I don't agree with that quote. There is no problem with treating GR as a local effective quantum field theory, with gravitons being the quanta of the gravitational field (at least on a static background), below some scale.
The issue is not really about interpretation, it is more technical. We know how to quantize an effective field theory when the energy of processes being considered is less than the cutoff scale. In the case of gravity, the cutoff scale is the Planck energy, $E_p = \sqrt{\hbar c^3/G} \approx 2 \times 10^9\ {\rm J}$. For processes below this energy, there is no problem thinking of Einstein's equations as describing a local quantum field theory of the gravitational field. Above this energy, we don't know how to treat the theory quantum mechanically. There are various proposals, some examples and roughly speaking how they try to solve the problem:
- String theory replaces the spacetime metric and quantum fields describing elementary particles with new degrees of freedom. In some limits, these degrees of freedom are described by strings propagating in 10 spacetime dimensions. In other situations, this same theory describes other objects like branes or reduces to a theory of supergravity. The main issue string theory has is connecting to observations. That's true of all quantum gravity approaches, but since string theory introduces some new elements (extra dimensions, additional unobserved light fields, multiple vacuaa), one challenge is explaining what set of ingredients actually reproduces our world. Additionally, no one knows how to formulate string theory (or "M-theory") precisely in a non-perturbative way, outside of the special case of asymptotically Anti de Sitter spacetimes.

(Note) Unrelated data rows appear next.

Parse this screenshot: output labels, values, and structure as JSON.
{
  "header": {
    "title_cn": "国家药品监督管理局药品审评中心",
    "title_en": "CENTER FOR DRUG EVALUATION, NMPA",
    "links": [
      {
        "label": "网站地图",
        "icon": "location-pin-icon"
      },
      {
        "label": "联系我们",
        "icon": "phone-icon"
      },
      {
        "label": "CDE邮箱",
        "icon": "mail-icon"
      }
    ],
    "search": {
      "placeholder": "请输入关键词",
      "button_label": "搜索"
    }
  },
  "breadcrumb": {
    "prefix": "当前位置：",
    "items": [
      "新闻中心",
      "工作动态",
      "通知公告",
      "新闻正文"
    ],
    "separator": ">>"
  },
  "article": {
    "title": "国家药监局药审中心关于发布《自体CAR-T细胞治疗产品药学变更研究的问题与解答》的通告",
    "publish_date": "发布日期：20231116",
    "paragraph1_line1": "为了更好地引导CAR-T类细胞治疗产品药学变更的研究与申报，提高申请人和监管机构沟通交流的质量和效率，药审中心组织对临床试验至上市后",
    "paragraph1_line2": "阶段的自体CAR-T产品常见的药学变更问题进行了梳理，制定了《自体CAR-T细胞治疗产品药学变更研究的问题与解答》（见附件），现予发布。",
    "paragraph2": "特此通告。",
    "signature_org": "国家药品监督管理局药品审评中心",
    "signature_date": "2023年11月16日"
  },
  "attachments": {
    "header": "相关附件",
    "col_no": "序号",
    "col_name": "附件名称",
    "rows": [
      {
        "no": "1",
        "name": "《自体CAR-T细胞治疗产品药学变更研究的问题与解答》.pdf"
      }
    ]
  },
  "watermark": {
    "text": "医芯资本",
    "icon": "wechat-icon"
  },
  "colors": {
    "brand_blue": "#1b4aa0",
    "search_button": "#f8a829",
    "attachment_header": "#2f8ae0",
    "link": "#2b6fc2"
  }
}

- Loop quantum gravity keeps Einstein's equations, but uses a different set of degrees of freedom besides the metric and changes the methods we use to quantize a theory. A major challenge for loop quantum gravity is to show that in an appropriate limit, it reduces to classical GR.
- Asymptotic safety proposes that Einstein's equations and the fundamental metric degrees of freedom can be quantized directly, and we "simply" have to learn how to quantize the theory when we can no longer use perturbation theory. More technically, the proposal is that the renormalization group for gravity has a non-trivial UV fixed point. A major issue here is showing that this UV fixed point actually exists (and it is not at all clear that it does).
It is worth noting that the holographic principle seems to imply that quantum gravity should have a degree of "non-localness" to it, which is not present in quantum theory. This is perhaps a reason to be skeptical of the asymptotic safety scenario.